Mice jumped out of boxes as employees packed food, and rats ran over their feet while they worked, according to the employees.
The stench of rodent urine hit workers as soon as they walked in the door, they said.
During the week-long inspection, officials with the state Department of Agriculture and U.S. Food and Drug Administration found evidence of widespread rodent infestation at Mid-States Services Inc. on U.S. Highway 29 North, which distributes food to jails and prisons throughout the country.
The evidence included 14 live and seven dead rats and rodent droppings "too numerous to count" on packages of food, according to a complaint filed Aug. 17 in U.S. District Court for the Middle District of Georgia.
"The inspectors should have stuck around because there were more than 14 rodents," said Connie Hamilton, a line worker at the distribution facility. "We pulled out one pallet that had about five nests of rodent families."
"We knew our work conditions were nasty, but we didn't know the extent of it until the FDA came in," the Watkinsville woman said. "It was so blatant I could not believe it."
Officials at Mid-States Services' corporate offices in Fort Worth, Texas, did not return calls seeking comment.
Inspectors notified the warehouse manager July 21 he had 15 days to fix violations and destroy potentially contaminated food.
Over the next two weeks, employees cleaned the warehouse and made repairs, like sealing gaps in walls where rodents could enter, Hamilton said.
"When we started cleaning up, that's when we as employees started seeing just how many nests the rodents made," she said.
Then there was the overpowering smell.
"When we pulled out insulation from the walls, it was covered with rat feces and soaked with urine, and that's when we asked management for masks to wear," she said. "We saw the FDA people with masks and glasses, so we thought, 'Do they know something we don't know?' "
Employees often complained about eye, nose and throat irritation, Hamilton said.
"We were sick all the time, and I myself got a bacterial lung infection," she said. "I don't have proof I breathed it in there, but I know my home certainly is not like that."
Bonnie Riffe of Jefferson, a former food distribution line worker who began with Mid-States Services Inc. in 2002, said living with rodents was a fact of life at the Athens warehouse.
"You would go to get food off the line and find a rat, but mainly mice, that would jump out of a box and scare you," she said. "There were rats running over our feet.

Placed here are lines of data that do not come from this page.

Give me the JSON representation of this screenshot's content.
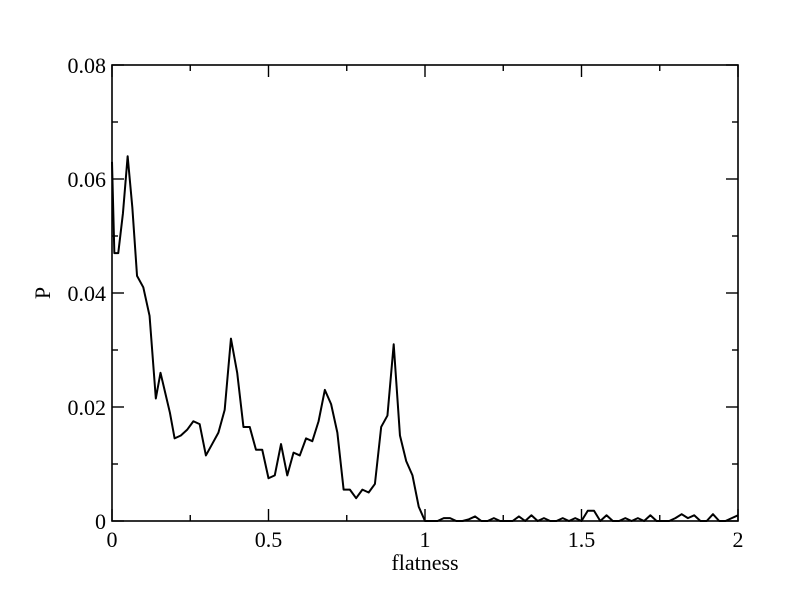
{
  "chart_data": {
    "type": "line",
    "xlabel": "flatness",
    "ylabel": "P",
    "xlim": [
      0,
      2
    ],
    "ylim": [
      0,
      0.08
    ],
    "grid": false,
    "x_ticks": [
      0,
      0.5,
      1,
      1.5,
      2
    ],
    "x_tick_labels": [
      "0",
      "0.5",
      "1",
      "1.5",
      "2"
    ],
    "x_minor_ticks": [
      0.25,
      0.75,
      1.25,
      1.75
    ],
    "y_ticks": [
      0,
      0.02,
      0.04,
      0.06,
      0.08
    ],
    "y_tick_labels": [
      "0",
      "0.02",
      "0.04",
      "0.06",
      "0.08"
    ],
    "y_minor_ticks": [
      0.01,
      0.03,
      0.05,
      0.07
    ],
    "series": [
      {
        "x": [
          0.0,
          0.0075,
          0.02,
          0.035,
          0.05,
          0.065,
          0.08,
          0.1,
          0.12,
          0.14,
          0.155,
          0.17,
          0.185,
          0.2,
          0.22,
          0.24,
          0.26,
          0.28,
          0.3,
          0.32,
          0.34,
          0.36,
          0.38,
          0.4,
          0.42,
          0.44,
          0.46,
          0.48,
          0.5,
          0.52,
          0.54,
          0.56,
          0.58,
          0.6,
          0.62,
          0.64,
          0.66,
          0.68,
          0.7,
          0.72,
          0.74,
          0.76,
          0.78,
          0.8,
          0.82,
          0.84,
          0.86,
          0.88,
          0.9,
          0.92,
          0.94,
          0.96,
          0.98,
          1.0,
          1.02,
          1.04,
          1.06,
          1.08,
          1.1,
          1.12,
          1.14,
          1.16,
          1.18,
          1.2,
          1.22,
          1.24,
          1.26,
          1.28,
          1.3,
          1.32,
          1.34,
          1.36,
          1.38,
          1.4,
          1.42,
          1.44,
          1.46,
          1.48,
          1.5,
          1.52,
          1.54,
          1.56,
          1.58,
          1.6,
          1.62,
          1.64,
          1.66,
          1.68,
          1.7,
          1.72,
          1.74,
          1.76,
          1.78,
          1.8,
          1.82,
          1.84,
          1.86,
          1.88,
          1.9,
          1.92,
          1.94,
          1.96,
          1.98,
          2.0
        ],
        "y": [
          0.063,
          0.047,
          0.047,
          0.054,
          0.064,
          0.055,
          0.043,
          0.041,
          0.036,
          0.0215,
          0.026,
          0.0225,
          0.019,
          0.0145,
          0.015,
          0.016,
          0.0175,
          0.017,
          0.0115,
          0.0135,
          0.0155,
          0.0195,
          0.032,
          0.026,
          0.0165,
          0.0165,
          0.0125,
          0.0125,
          0.0075,
          0.008,
          0.0135,
          0.008,
          0.012,
          0.0115,
          0.0145,
          0.014,
          0.0175,
          0.023,
          0.0205,
          0.0155,
          0.0055,
          0.0055,
          0.004,
          0.0055,
          0.005,
          0.0065,
          0.0165,
          0.0185,
          0.031,
          0.015,
          0.0105,
          0.008,
          0.0025,
          0.0,
          0.0,
          0.0,
          0.0005,
          0.0005,
          0.0,
          0.0,
          0.0003,
          0.0008,
          0.0,
          0.0,
          0.0005,
          0.0,
          0.0,
          0.0,
          0.0008,
          0.0,
          0.001,
          0.0,
          0.0005,
          0.0,
          0.0,
          0.0005,
          0.0,
          0.0005,
          0.0,
          0.0018,
          0.0018,
          0.0,
          0.001,
          0.0,
          0.0,
          0.0005,
          0.0,
          0.0005,
          0.0,
          0.001,
          0.0,
          0.0,
          0.0,
          0.0005,
          0.0012,
          0.0005,
          0.001,
          0.0,
          0.0,
          0.0012,
          0.0,
          0.0,
          0.0005,
          0.001
        ]
      }
    ]
  }
}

This happened daily."
Hamilton and other employees complained to their manager, and his solution was to scatter a few "sticky mats," or adhesive traps, she said.
Even before inspectors arrived, Riffe and other employees volunteered their own time to clean the warehouse, where conditions became intolerable when a dead rat decomposed on the loading docks where employees took breaks, Riffe said.
"That rat laid there for so long I said, 'I can't eat with stuff like that laying around,' so I cleaned it up myself," she said. "We wanted to clean the place up, but we were told there ain't no need to because it would get right back dirty again."
Under the Georgia Food Act, the company faces a $1,000 fine for each health violation.
Officials would not say how many violations inspectors found, but according to Hamilton, the warehouse manager told employees there were 42 violations.
The company also could owe the Athens-Clarke government tens of thousands of dollars for never paying personal property taxes on inventory at the warehouse, which was not licensed, according to county Tax Commissioner Mitch Schrader.
Schrader filed a lien Monday for nearly $18,000 in unpaid taxes for this year alone, and that figure could increase significantly after officials determine how many years the firm evaded taxes, he said.
FDA and state agriculture officials would not disclose how they learned about the health violations while the investigation continues.
After the inspection, employees used foam sealant and cement to plug gaps in the 43,560-square-foot facility, and removed wood pallets from the warehouse.
Some food was destroyed, but a "significant amount" was not, according to the federal complaint.
The same day the complaint was filed, a federal judge signed an order authorizing the U.S. Marshals Service to seize and destroy $859,000 of food from the warehouse.
The warehouse cleanup abruptly stopped Aug. 11, when the manager told his 15 employees they were being laid off because Mid-States Services Inc. was shutting down the Athens facility and planned to open another one in Tennessee, employees said.
Riffe was using days off at the time, and she received a termination letter in the mail Saturday.